[M3devel] small objects

Tony Hosking hosking at cs.purdue.edu
Tue Apr 7 11:27:04 CEST 2009


Exactly!  I really like this.  But why wouldn't the pickler have a  
special for tagged REFANY?

By the way, I think it is language definition agnostic - the  
behaviours are consistent with the spec:

>               ISTYPE  (x: Reference; T: RefType) : BOOLEAN

x a tagged REFANY returns FALSE, unless T is REFANY

> ISTYPE(x, T) is TRUE if and only if x is a member of T. T must be an  
> object type or traced reference type, and x must be assignable to T.
>               NARROW  (x: Reference; T: RefType): T
>
x a tagged REFANY causes a runtime error
> NARROW(x, T) returns x after checking that x is a member of T. If  
> the check fails, a runtime error occurs. T must be an object type or  
> traced reference type, and x must be assignable to T.
>
>               TYPECODE (T: RefType)       : CARDINAL
>                        (r: REFANY)        : CARDINAL
>
r a tagged REFANY returns RT0.RefanyTypecode
>                        (r: UNTRACED ROOT) : CARDINAL
>
> Every object type or traced reference type (including NULL) has an  
> associated integer code.

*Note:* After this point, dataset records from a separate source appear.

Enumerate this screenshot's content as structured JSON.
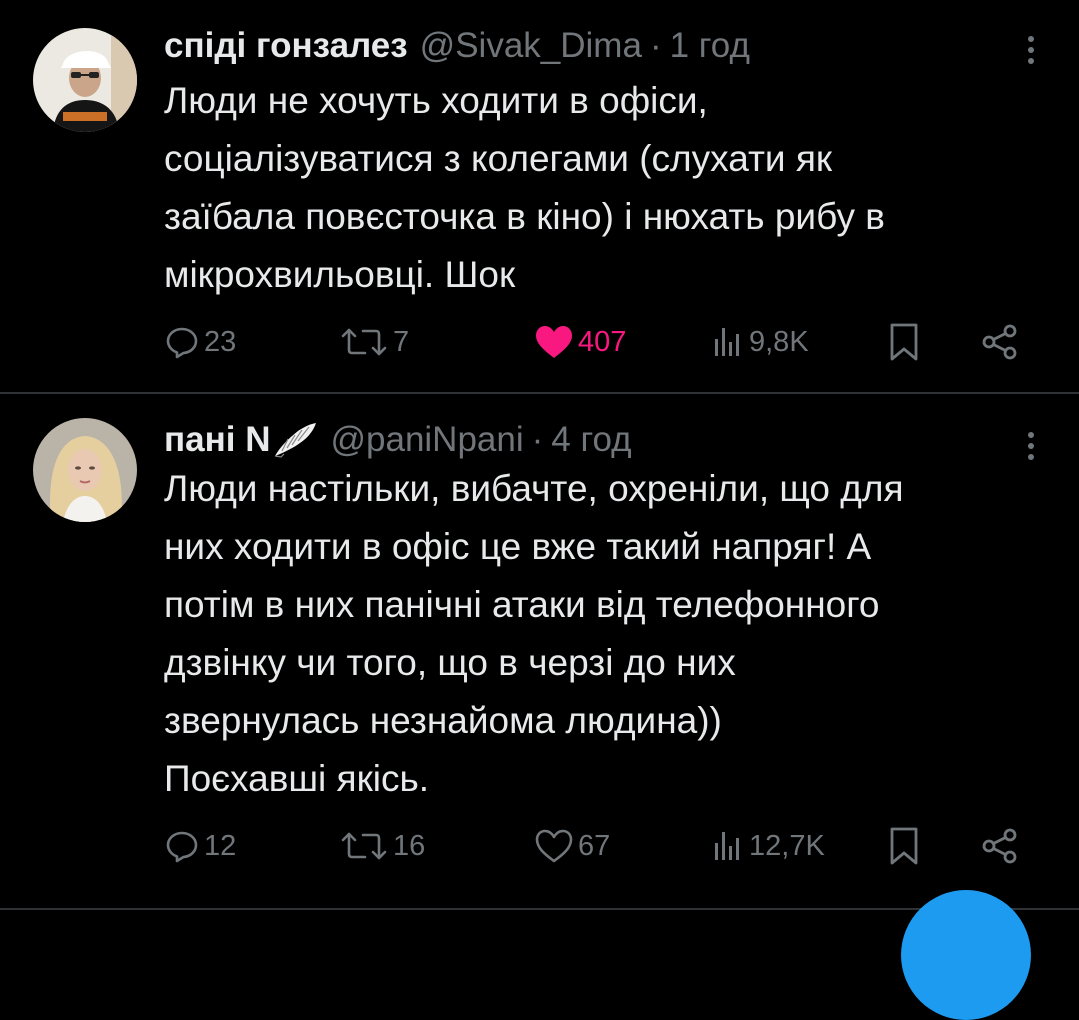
{
  "colors": {
    "background": "#000000",
    "text_primary": "#e7e9ea",
    "text_secondary": "#71767b",
    "like_active": "#f91880",
    "accent": "#1d9bf0",
    "divider": "#2f3336"
  },
  "tweets": [
    {
      "display_name": "спіді гонзалез",
      "handle": "@Sivak_Dima",
      "separator": "·",
      "time": "1 год",
      "text": "Люди не хочуть ходити в офіси,\nсоціалізуватися з колегами (слухати як\nзаїбала повєсточка в кіно) і нюхать рибу в\nмікрохвильовці. Шок",
      "counts": {
        "replies": "23",
        "retweets": "7",
        "likes": "407",
        "views": "9,8K"
      },
      "liked": true,
      "icons": {
        "avatar": "profile-photo",
        "more": "more-vertical-icon",
        "reply": "reply-icon",
        "retweet": "retweet-icon",
        "like": "heart-filled-icon",
        "views": "views-icon",
        "bookmark": "bookmark-icon",
        "share": "share-icon"
      }
    },
    {
      "display_name": "пані N",
      "handle": "@paniNpani",
      "separator": "·",
      "time": "4 год",
      "text": "Люди настільки, вибачте, охреніли, що для\nних ходити в офіс це вже такий напряг! А\nпотім в них панічні атаки від телефонного\nдзвінку чи того, що в черзі до них\nзвернулась незнайома людина))\nПоєхавші якісь.",
      "counts": {
        "replies": "12",
        "retweets": "16",
        "likes": "67",
        "views": "12,7K"
      },
      "liked": false,
      "icons": {
        "avatar": "profile-photo",
        "name_emoji": "wing-icon",
        "more": "more-vertical-icon",
        "reply": "reply-icon",
        "retweet": "retweet-icon",
        "like": "heart-outline-icon",
        "views": "views-icon",
        "bookmark": "bookmark-icon",
        "share": "share-icon"
      }
    }
  ]
}
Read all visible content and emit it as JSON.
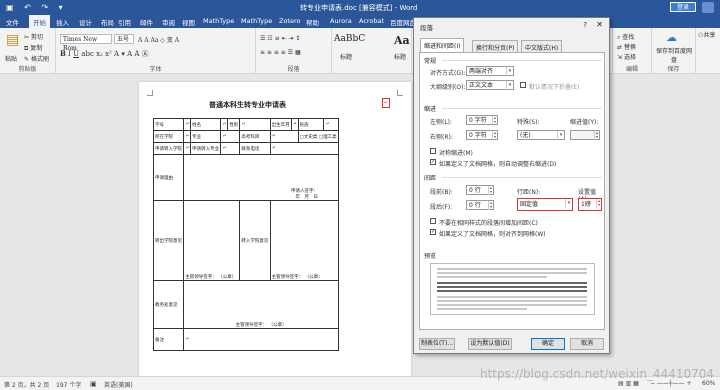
{
  "window": {
    "title": "转专业申请表.doc [兼容模式] - Word",
    "login_label": "登录"
  },
  "ribbon": {
    "tabs": [
      "文件",
      "开始",
      "插入",
      "设计",
      "布局",
      "引用",
      "邮件",
      "审阅",
      "视图",
      "MathType",
      "MathType",
      "Zotero",
      "帮助",
      "Aurora",
      "Acrobat",
      "百度网盘"
    ],
    "active_tab": "开始",
    "clipboard": {
      "cut": "剪切",
      "copy": "复制",
      "painter": "格式刷",
      "paste": "粘贴",
      "label": "剪贴板"
    },
    "font": {
      "name": "Times New Rom",
      "size": "五号",
      "label": "字体"
    },
    "paragraph": {
      "label": "段落"
    },
    "styles": {
      "s1": "AaBbC",
      "s2": "Aa",
      "s1_name": "标题",
      "s2_name": "标题"
    },
    "editing": {
      "find": "查找",
      "replace": "替换",
      "select": "选择",
      "label": "编辑"
    },
    "baidu": {
      "save": "保存到百度网盘",
      "label": "保存"
    },
    "share": "共享"
  },
  "document": {
    "title": "普通本科生转专业申请表",
    "form": {
      "rows": [
        [
          "学号",
          "",
          "姓名",
          "",
          "性别",
          "",
          "出生年月",
          "",
          "民族",
          ""
        ],
        [
          "所在学院",
          "",
          "专业",
          "",
          "",
          "高考科目",
          "",
          "□文史类 □理工类"
        ],
        [
          "申请转入学院",
          "",
          "申请转入专业",
          "",
          "",
          "联系电话",
          ""
        ]
      ],
      "reason_label": "申请理由",
      "signature_line": "申请人签字：",
      "date_line": "年　月　日",
      "opinion_a": "转出学院意见",
      "opinion_b": "转入学院意见",
      "dean_sig": "主管领导签字：",
      "seal": "（公章）",
      "academic_label": "教务处意见",
      "footer_note": "备注"
    }
  },
  "dialog": {
    "title": "段落",
    "help": "?",
    "tabs": [
      "缩进和间距(I)",
      "换行和分页(P)",
      "中文版式(H)"
    ],
    "active_tab": "缩进和间距(I)",
    "general": {
      "section": "常规",
      "align_label": "对齐方式(G):",
      "align_value": "两端对齐",
      "outline_label": "大纲级别(O):",
      "outline_value": "正文文本",
      "collapse_label": "默认情况下折叠(E)"
    },
    "indent": {
      "section": "缩进",
      "left_label": "左侧(L):",
      "left_value": "0 字符",
      "right_label": "右侧(R):",
      "right_value": "0 字符",
      "special_label": "特殊(S):",
      "special_value": "(无)",
      "by_label": "缩进值(Y):",
      "by_value": "",
      "mirror_label": "对称缩进(M)",
      "grid_label": "如果定义了文档网格，则自动调整右缩进(D)"
    },
    "spacing": {
      "section": "间距",
      "before_label": "段前(B):",
      "before_value": "0 行",
      "after_label": "段后(F):",
      "after_value": "0 行",
      "line_label": "行距(N):",
      "line_value": "固定值",
      "at_label": "设置值(A):",
      "at_value": "1磅",
      "no_space_label": "不要在相同样式的段落间增加间距(C)",
      "snap_label": "如果定义了文档网格，则对齐到网格(W)"
    },
    "preview_label": "预览",
    "buttons": {
      "tabs": "制表位(T)...",
      "default": "设为默认值(D)",
      "ok": "确定",
      "cancel": "取消"
    }
  },
  "statusbar": {
    "page": "第 2 页，共 2 页",
    "words": "197 个字",
    "lang": "英语(美国)",
    "zoom": "60%"
  },
  "watermark": "https://blog.csdn.net/weixin_44410704"
}
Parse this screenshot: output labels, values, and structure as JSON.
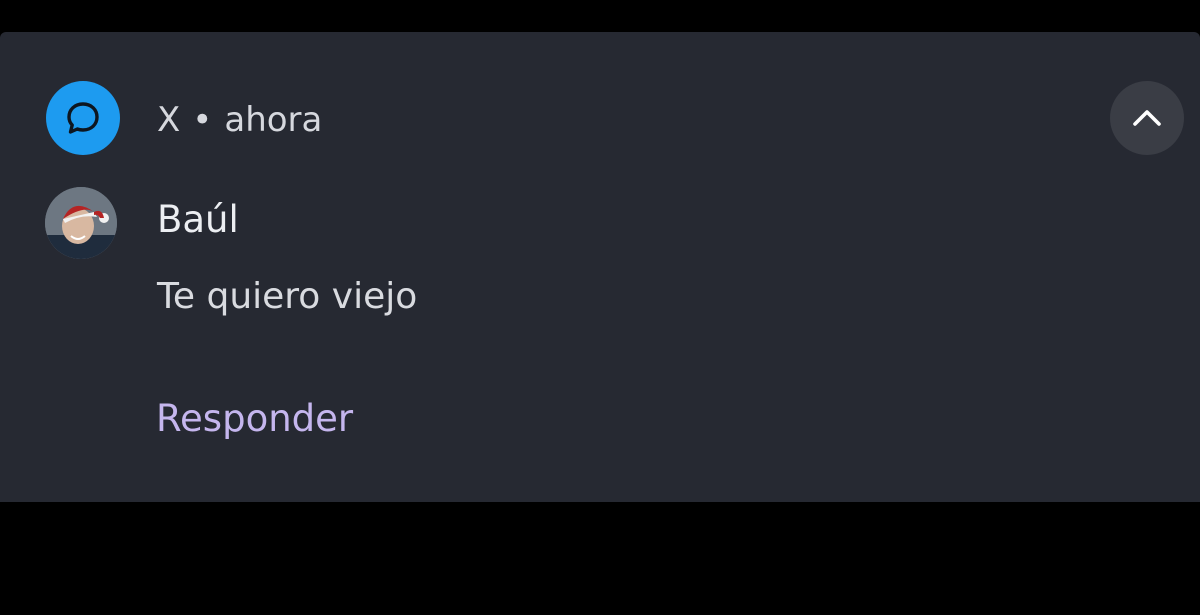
{
  "notification": {
    "app_name": "X",
    "separator": "•",
    "time": "ahora",
    "app_icon": "chat-bubble-icon",
    "collapse_icon": "chevron-up-icon",
    "sender": "Baúl",
    "avatar_description": "avatar",
    "message": "Te quiero viejo",
    "reply_label": "Responder"
  },
  "colors": {
    "page_background": "#000000",
    "card_background": "#262932",
    "app_icon_background": "#1d9bf0",
    "collapse_button_background": "#3a3d45",
    "primary_text": "#eceef2",
    "secondary_text": "#d6d8de",
    "reply_text": "#c5b6ee"
  }
}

Different types have different codes. The  
> code for a type is constant for any single execution of a program,  
> but may differ for different executions. TYPECODE(T) returns the  
> code for the type T and TYPECODE(r) returns the code for the  
> allocated type of r. It is a static error if T is REFANY or is not  
> an object type or traced reference type.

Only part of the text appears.